Our fruit and vegetable farm builds the soil and supports pollinator habitats.

Chocolates and Tomatoes Farm in Middletown, Maryland centers around sustainable, regenerative farming practices to grow fruits, vegetables, and herbs. On our 11-acre farm, we are a friend to the soil, water, pollinators and the environmental. Sustainable, regenerative practices include DOING certain things to build the environment and NOT DOING certain things that hurt the environment.

  • Things we do to build the environment

    • Host bees: We allow a beekeeper to put hives in our fields. Bees help our crops grow.

    • Plant cover crop: Cover crops are plants that give back to the soil, control erosion, and filter the water. We plant them in between the rows where we are growing crops for sale. We also plant them in the rows when the eating crops are done. We mostly use buckwheat, clover, and field peas.

    • Use drip tape for watering: The water goes right to the roots of our plants. This cuts down on weeds and decreases the amount of water we have to use because there is less evaporation.

    • Use row cover: Row cover is a special fabric that lets in sunlight and water but keeps out bugs and helps make the soil a little warmer for the plants. We use it to support plants when they are small and their most vulnerable.

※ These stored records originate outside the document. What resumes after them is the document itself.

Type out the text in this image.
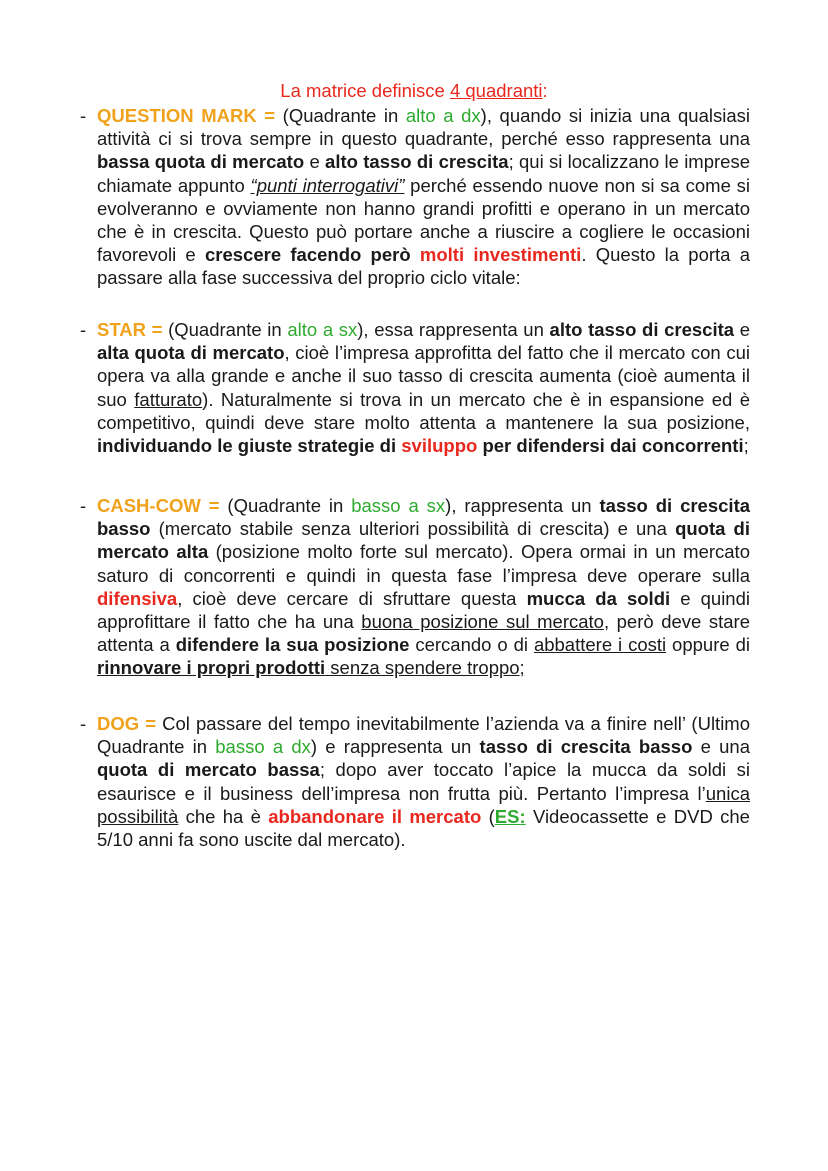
La matrice definisce 4 quadranti:
- QUESTION MARK = (Quadrante in alto a dx), quando si inizia una qualsiasi attività ci si trova sempre in questo quadrante, perché esso rappresenta una bassa quota di mercato e alto tasso di crescita; qui si localizzano le imprese chiamate appunto “punti interrogativi” perché essendo nuove non si sa come si evolveranno e ovviamente non hanno grandi profitti e operano in un mercato che è in crescita. Questo può portare anche a riuscire a cogliere le occasioni favorevoli e crescere facendo però molti investimenti. Questo la porta a passare alla fase successiva del proprio ciclo vitale:
- STAR = (Quadrante in alto a sx), essa rappresenta un alto tasso di crescita e alta quota di mercato, cioè l’impresa approfitta del fatto che il mercato con cui opera va alla grande e anche il suo tasso di crescita aumenta (cioè aumenta il suo fatturato). Naturalmente si trova in un mercato che è in espansione ed è competitivo, quindi deve stare molto attenta a mantenere la sua posizione, individuando le giuste strategie di sviluppo per difendersi dai concorrenti;
- CASH-COW = (Quadrante in basso a sx), rappresenta un tasso di crescita basso (mercato stabile senza ulteriori possibilità di crescita) e una quota di mercato alta (posizione molto forte sul mercato). Opera ormai in un mercato saturo di concorrenti e quindi in questa fase l’impresa deve operare sulla difensiva, cioè deve cercare di sfruttare questa mucca da soldi e quindi approfittare il fatto che ha una buona posizione sul mercato, però deve stare attenta a difendere la sua posizione cercando o di abbattere i costi oppure di rinnovare i propri prodotti senza spendere troppo;
- DOG = Col passare del tempo inevitabilmente l’azienda va a finire nell’ (Ultimo Quadrante in basso a dx) e rappresenta un tasso di crescita basso e una quota di mercato bassa; dopo aver toccato l’apice la mucca da soldi si esaurisce e il business dell’impresa non frutta più. Pertanto l’impresa l’unica possibilità che ha è abbandonare il mercato (ES: Videocassette e DVD che 5/10 anni fa sono uscite dal mercato).
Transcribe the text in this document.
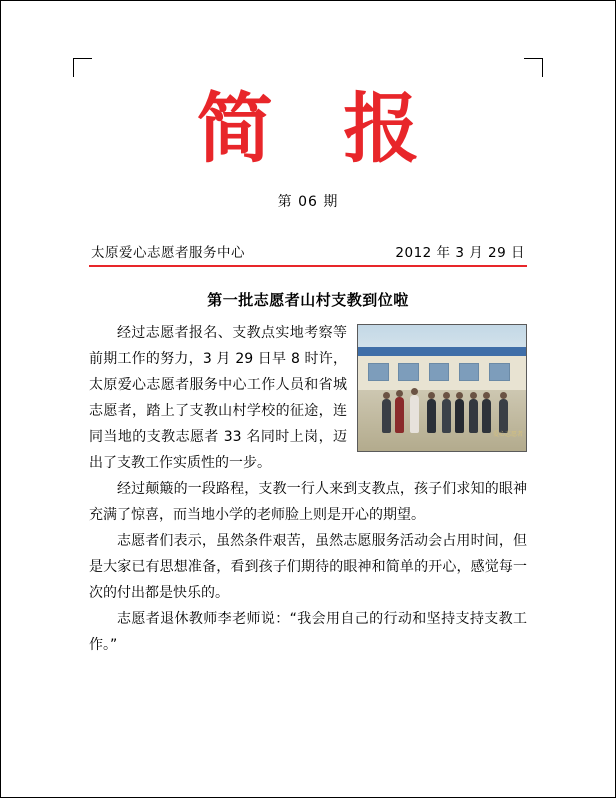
简 报
第 06 期
太原爱心志愿者服务中心	2012 年 3 月 29 日
第一批志愿者山村支教到位啦
爱心志愿者

经过志愿者报名、支教点实地考察等前期工作的努力，3 月 29 日早 8 时许，太原爱心志愿者服务中心工作人员和省城志愿者，踏上了支教山村学校的征途，连同当地的支教志愿者 33 名同时上岗，迈出了支教工作实质性的一步。

经过颠簸的一段路程，支教一行人来到支教点，孩子们求知的眼神充满了惊喜，而当地小学的老师脸上则是开心的期望。

志愿者们表示，虽然条件艰苦，虽然志愿服务活动会占用时间，但是大家已有思想准备，看到孩子们期待的眼神和简单的开心，感觉每一次的付出都是快乐的。

志愿者退休教师李老师说：“我会用自己的行动和坚持支持支教工作。”
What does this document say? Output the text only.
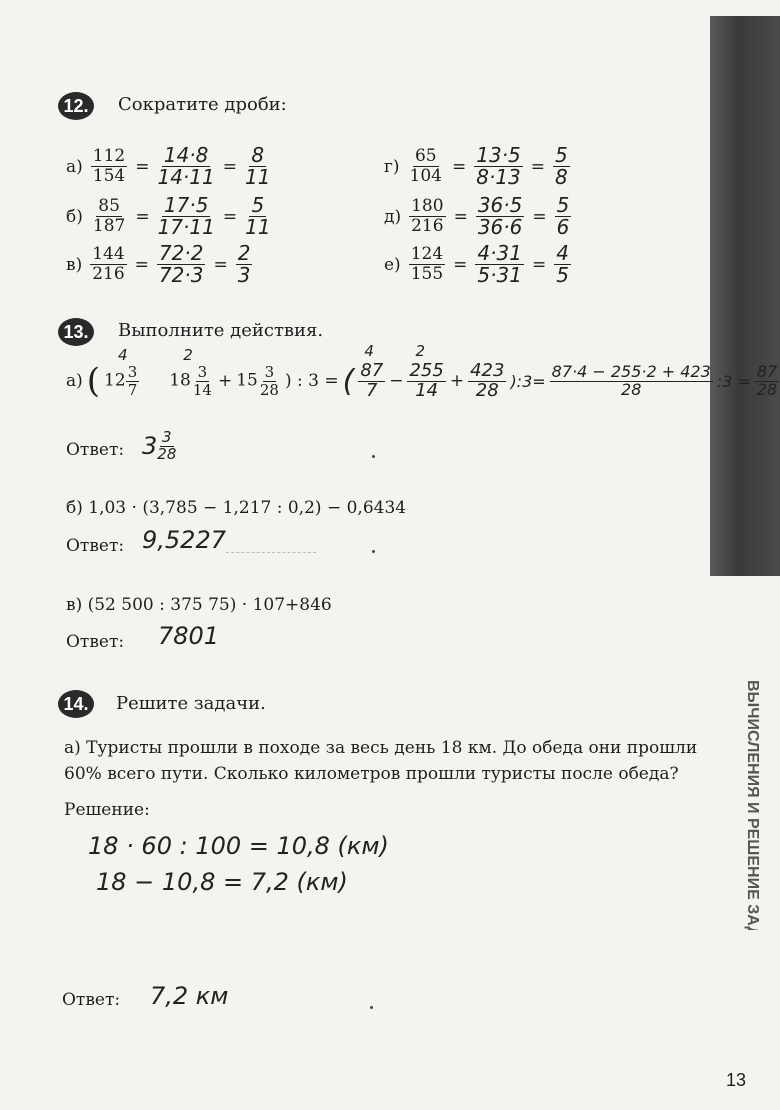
ВЫЧИСЛЕНИЯ И РЕШЕНИЕ ЗАДАЧ 25
12.	Сократите дроби:
$а) \frac{112}{154} = \frac{14\cdot 8}{14\cdot 11} = \frac{8}{11}$
$б) \frac{85}{187} = \frac{17\cdot 5}{17\cdot 11} = \frac{5}{11}$
$в) \frac{144}{216} = \frac{72\cdot 2}{72\cdot 3} = \frac{2}{3}$
$г) \frac{65}{104} = \frac{13\cdot 5}{8\cdot 13} = \frac{5}{8}$
$д) \frac{180}{216} = \frac{36\cdot 5}{36\cdot 6} = \frac{5}{6}$
$е) \frac{124}{155} = \frac{4\cdot 31}{5\cdot 31} = \frac{4}{5}$
13.	Выполните действия.
а) (
4
$12 \frac{3}{7}$
2
$18 \frac{3}{14} + 15 \frac{3}{28}$ ) : 3 = (
4
$\frac{87}{7}$ −
2
$\frac{255}{14} + \frac{423}{28}$ ):3= $\frac{87\cdot 4 - 255\cdot 2 + 423}{28}$ :3 = $\frac{87}{28}$
Ответ: $3 \frac{3}{28}$
б) 1,03 · (3,785 − 1,217 : 0,2) − 0,6434
Ответ: 9,5227
в) (52 500 : 375 75) · 107+846
Ответ: 7801
14.	Решите задачи.
а) Туристы прошли в походе за весь день 18 км. До обеда они прошли
60% всего пути. Сколько километров прошли туристы после обеда?
Решение:
18 · 60 : 100 = 10,8 (км)
18 − 10,8 = 7,2 (км)
Ответ: 7,2 км
13
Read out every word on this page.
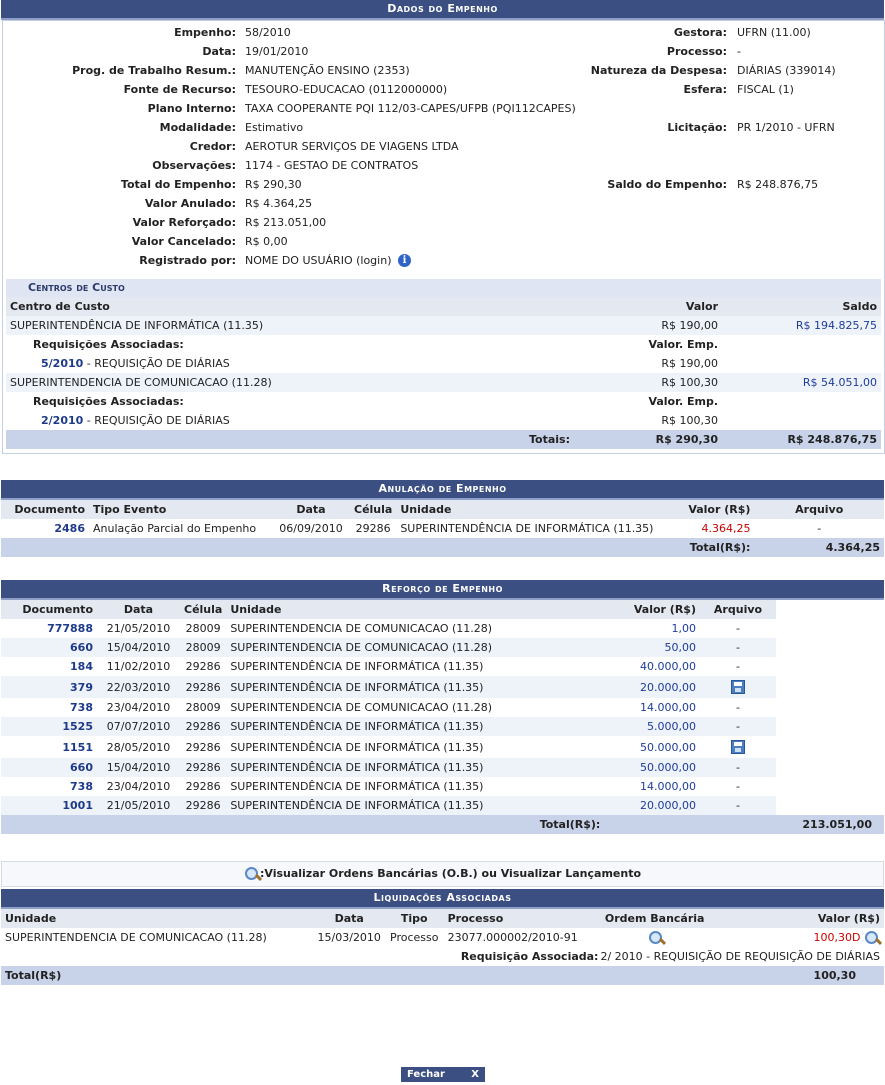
Dados do Empenho
Empenho: 58/2010	Gestora: UFRN (11.00)
Data: 19/01/2010	Processo: -
Prog. de Trabalho Resum.: MANUTENÇÃO ENSINO (2353)	Natureza da Despesa: DIÁRIAS (339014)
Fonte de Recurso: TESOURO-EDUCACAO (0112000000)	Esfera: FISCAL (1)
Plano Interno: TAXA COOPERANTE PQI 112/03-CAPES/UFPB (PQI112CAPES)
Modalidade: Estimativo	Licitação: PR 1/2010 - UFRN
Credor: AEROTUR SERVIÇOS DE VIAGENS LTDA
Observações: 1174 - GESTAO DE CONTRATOS
Total do Empenho: R$ 290,30	Saldo do Empenho: R$ 248.876,75
Valor Anulado: R$ 4.364,25
Valor Reforçado: R$ 213.051,00
Valor Cancelado: R$ 0,00
Registrado por: NOME DO USUÁRIO (login) i
Centros de Custo
Centro de Custo	Valor	Saldo
SUPERINTENDÊNCIA DE INFORMÁTICA (11.35)	R$ 190,00	R$ 194.825,75
Requisições Associadas:	Valor. Emp.	
5/2010 - REQUISIÇÃO DE DIÁRIAS	R$ 190,00	
SUPERINTENDENCIA DE COMUNICACAO (11.28)	R$ 100,30	R$ 54.051,00
Requisições Associadas:	Valor. Emp.	
2/2010 - REQUISIÇÃO DE DIÁRIAS	R$ 100,30	
Totais:	R$ 290,30	R$ 248.876,75
Anulação de Empenho
Documento	Tipo Evento	Data	Célula	Unidade	Valor (R$)	Arquivo
2486	Anulação Parcial do Empenho	06/09/2010	29286	SUPERINTENDÊNCIA DE INFORMÁTICA (11.35)	4.364,25	-
Total(R$):						4.364,25
Reforço de Empenho
Documento	Data	Célula	Unidade	Valor (R$)	Arquivo	
777888	21/05/2010	28009	SUPERINTENDENCIA DE COMUNICACAO (11.28)	1,00	-	
660	15/04/2010	28009	SUPERINTENDENCIA DE COMUNICACAO (11.28)	50,00	-	
184	11/02/2010	29286	SUPERINTENDÊNCIA DE INFORMÁTICA (11.35)	40.000,00	-	
379	22/03/2010	29286	SUPERINTENDÊNCIA DE INFORMÁTICA (11.35)	20.000,00		
738	23/04/2010	28009	SUPERINTENDENCIA DE COMUNICACAO (11.28)	14.000,00	-	
1525	07/07/2010	29286	SUPERINTENDÊNCIA DE INFORMÁTICA (11.35)	5.000,00	-	
1151	28/05/2010	29286	SUPERINTENDÊNCIA DE INFORMÁTICA (11.35)	50.000,00		
660	15/04/2010	29286	SUPERINTENDÊNCIA DE INFORMÁTICA (11.35)	50.000,00	-	
738	23/04/2010	29286	SUPERINTENDÊNCIA DE INFORMÁTICA (11.35)	14.000,00	-	
1001	21/05/2010	29286	SUPERINTENDÊNCIA DE INFORMÁTICA (11.35)	20.000,00	-	
Total(R$):				213.051,00		
:Visualizar Ordens Bancárias (O.B.) ou Visualizar Lançamento
Liquidações Associadas
Unidade	Data	Tipo	Processo	Ordem Bancária	Valor (R$)
SUPERINTENDENCIA DE COMUNICACAO (11.28)	15/03/2010	Processo	23077.000002/2010-91		100,30D
Requisição Associada:				2/ 2010 - REQUISIÇÃO DE REQUISIÇÃO DE DIÁRIAS	
Total(R$)					100,30
Fechar	X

    • Use a high tunnel for some crops: Some crops grow best when the rain doesn't land on them directly and when they stay warmer all the time. High tunnels provide that extra protection and they cut down on soil erosion.

  • Things we don't do that hurt the environment

    • No chemicals to kill insects: We use beneficial insects, like ladybugs, to eat other insects that harm our plants. We also try to keep the harmful insects off of the plants (see above). We walk around the field and look for the "bad" bugs and squish them with our fingers when needed.

    • No chemicals to kill weeds: Many of the things we do to build the environment also help with controling the weeds. Sometimes you just have to get out there an pull them out or use a weed-eater because we can't stop them all.